ヘイトスピーチ考

神奈川新聞の特集記事「時代の正体」2月15日と16日の石橋学報道部デスクによる「ヘイトスピーチ考」上下を読んで、今在日の人々が感じている恐怖心に自分が気づけていなかったという「事実」を思い知らされた。「死ね」「殺す」という言葉を浴びせかけられている人々の前で「公正」な視線でものを考えようとしていることの無惨さとでも言ったらよいのか。
かつて在日の同僚から言われた、「足を踏んでる人間が、足を踏んだまま、足を踏まれてる人間に手をさしのべている姿に気づいていないのだ」という言葉を思い出す。
構造化された差別を内包する社会に自分が生きており、必然的にその構造に関与しているという現実を指摘されたのだ。ヘイトスピーチもその構造実体の内部からにじみ出てきた汚水のようなものであり、私自身もたっぷりその汚水に浸されているのだ。
ヘイトスピーチへのカウンター行動に見られる「過激さ」に眉をしかめる「良識」が、構造化された差別を可視化する妨げとなっているという意見を、石橋記者は取材の中で取り上げている。また、ヘイトスピーチ関東大震災時の朝鮮人虐殺の「記憶」を甦らせる在日の少年の声も紹介している。

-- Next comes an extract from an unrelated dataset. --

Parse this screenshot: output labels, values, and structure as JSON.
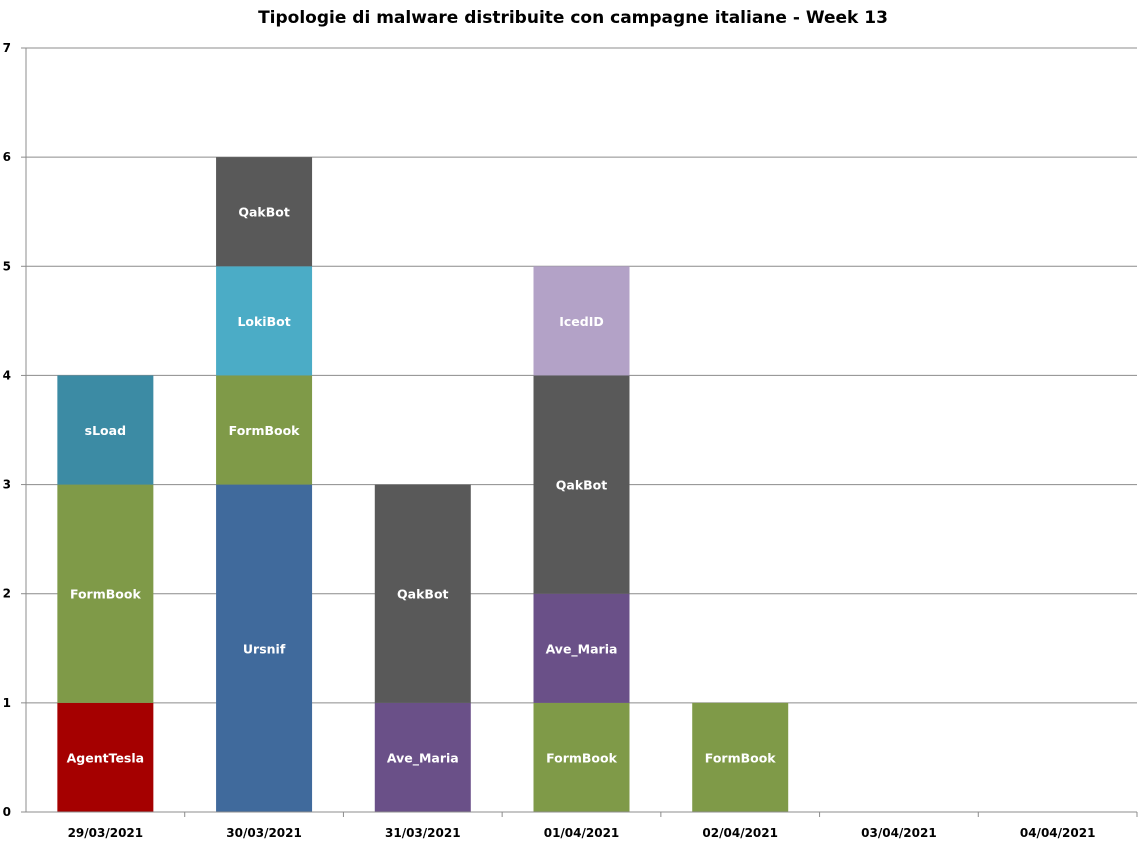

そうなのだ。私が生きているのは朝鮮人へのジェノサイドという歴史的事実を負う社会であり、その事実を隠蔽しつつもそれを再生産し続ける社会なのだ。そし
て、もしかしたら私の依ろうとする公正さや良識が隠蔽の力学に巧みに利用されているのかも知れないのだ。
石橋記者は取材の過程で抱いた結ぼほれた感情をてこにして「現場」へ向かおうとする決意で記事を結んでいる。私も私自身の「現場」を見出だすことによって先に進むしかない。

上記記事は「カナロコ 時代の正体」で検索すればデジタル版が読めます。とてもいい記事です。記者の誠実さを強く感じました。